Je crois que j’étais déjà initié à la violence sexuelle, mais que cela s’est passé si tôt dans ma vie que je n’en ai aucun souvenir, aucune autre trace. Seul un cauchemar qui m’a poursuivi pendant presque 40 ans en est le symptôme (et c'est une autre quête). Si j’ai eu le courage de me retrouver face à une psychanalyste, c’est un peu après que ce cauchemar ai définitivement abandonné mes nuits.
Étrange coïncidence que la parole de Judith Godrèche m’a obligé à analyser seulement récemment. Je vais avoir 69 ans dans quelques jours et il me semble que je dois encore une fois revoir entièrement ma biographie, la retourner comme une crêpe et re_analyser tout cela. Une partie de mon puzzle se reforme et cela va me prendre des pages et des pages pour retrouver toutes les pièces éparses. Je me devais de redire à cette auteure mon admiration pour son engagement, en espérant que cette prise de conscience devienne générale.

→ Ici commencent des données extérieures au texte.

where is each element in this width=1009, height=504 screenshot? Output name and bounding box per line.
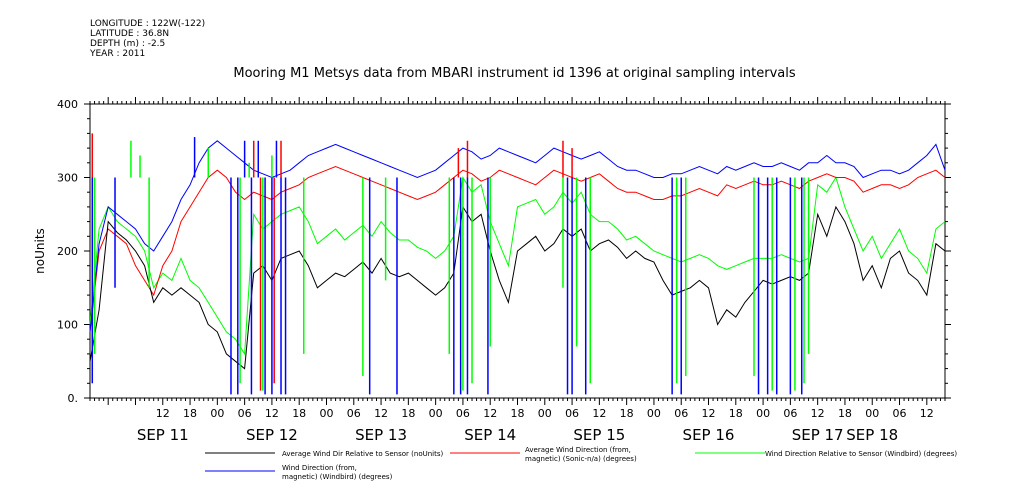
series-blue-line — [89, 140, 946, 332]
x-hour-label: 18 — [838, 407, 852, 420]
x-hour-label: 06 — [674, 407, 688, 420]
y-tick-label: 100 — [57, 319, 78, 332]
x-hour-label: 06 — [565, 407, 579, 420]
x-hour-label: 12 — [265, 407, 279, 420]
legend-red-entry-label: Average Wind Direction (from, — [525, 446, 631, 454]
x-day-label: SEP 11 — [137, 426, 189, 444]
series-black-line — [89, 205, 946, 370]
x-day-label: SEP 14 — [464, 426, 516, 444]
x-hour-label: 00 — [647, 407, 661, 420]
legend-blue-entry-label: Wind Direction (from, — [282, 464, 357, 472]
x-hour-label: 12 — [156, 407, 170, 420]
depth-text: DEPTH (m) : -2.5 — [90, 39, 166, 49]
x-hour-label: 12 — [920, 407, 934, 420]
y-tick-label: 0. — [68, 392, 79, 405]
x-hour-label: 06 — [783, 407, 797, 420]
latitude-text: LATITUDE : 36.8N — [90, 29, 170, 39]
legend-blue-entry-label-2: magnetic) (Windbird) (degrees) — [282, 473, 393, 481]
x-hour-label: 00 — [429, 407, 443, 420]
chart-title: Mooring M1 Metsys data from MBARI instru… — [233, 66, 796, 81]
series-red-line — [89, 165, 946, 332]
year-text: YEAR : 2011 — [90, 49, 146, 59]
y-axis-label: noUnits — [33, 228, 47, 274]
x-day-label: SEP 18 — [846, 426, 898, 444]
x-hour-label: 18 — [292, 407, 306, 420]
longitude-text: LONGITUDE : 122W(-122) — [90, 19, 206, 29]
x-hour-label: 00 — [865, 407, 879, 420]
x-day-label: SEP 13 — [355, 426, 407, 444]
x-hour-label: 00 — [319, 407, 333, 420]
x-hour-label: 00 — [210, 407, 224, 420]
x-hour-label: 12 — [702, 407, 716, 420]
x-hour-label: 06 — [238, 407, 252, 420]
x-hour-label: 06 — [347, 407, 361, 420]
x-hour-label: 12 — [374, 407, 388, 420]
y-tick-label: 300 — [57, 172, 78, 185]
x-hour-label: 06 — [456, 407, 470, 420]
x-hour-label: 00 — [756, 407, 770, 420]
x-day-label: SEP 17 — [792, 426, 844, 444]
x-day-label: SEP 12 — [246, 426, 298, 444]
x-day-label: SEP 16 — [683, 426, 735, 444]
x-hour-label: 18 — [620, 407, 634, 420]
x-day-label: SEP 15 — [573, 426, 625, 444]
legend-red-entry-label-2: magnetic) (Sonic-n/a) (degrees) — [525, 455, 637, 463]
series-green-line — [89, 176, 946, 356]
legend-green-entry-label: Wind Direction Relative to Sensor (Windb… — [765, 450, 957, 458]
legend-black-entry-label: Average Wind Dir Relative to Sensor (noU… — [282, 450, 443, 458]
metadata-block: LONGITUDE : 122W(-122) LATITUDE : 36.8N … — [90, 19, 205, 59]
x-hour-label: 18 — [401, 407, 415, 420]
x-hour-label: 18 — [511, 407, 525, 420]
y-tick-label: 400 — [57, 98, 78, 111]
x-hour-label: 12 — [592, 407, 606, 420]
x-hour-label: 12 — [811, 407, 825, 420]
x-hour-label: 00 — [538, 407, 552, 420]
x-hour-label: 06 — [893, 407, 907, 420]
y-tick-label: 200 — [57, 245, 78, 258]
x-hour-label: 12 — [483, 407, 497, 420]
x-hour-label: 18 — [183, 407, 197, 420]
x-hour-label: 18 — [729, 407, 743, 420]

Je ne me suis jamais senti victime, parce que tout ce qui a pu m'arriver depuis ma prime jeunesse n'était rien en comparaison du sort de ceux qui sont allé à Auschwitz-Birkenau et ce que j'apprends depuis quelques temps, c'est que cette idée a fonctionné pour moi comme un rideau sur ma réalité vécue... Il serait bien que j'arrive à le déchirer... Mais ma petite expérience n'est qu'un exemple pour secouer la société patriarcale marchande de sa trop longue sidération.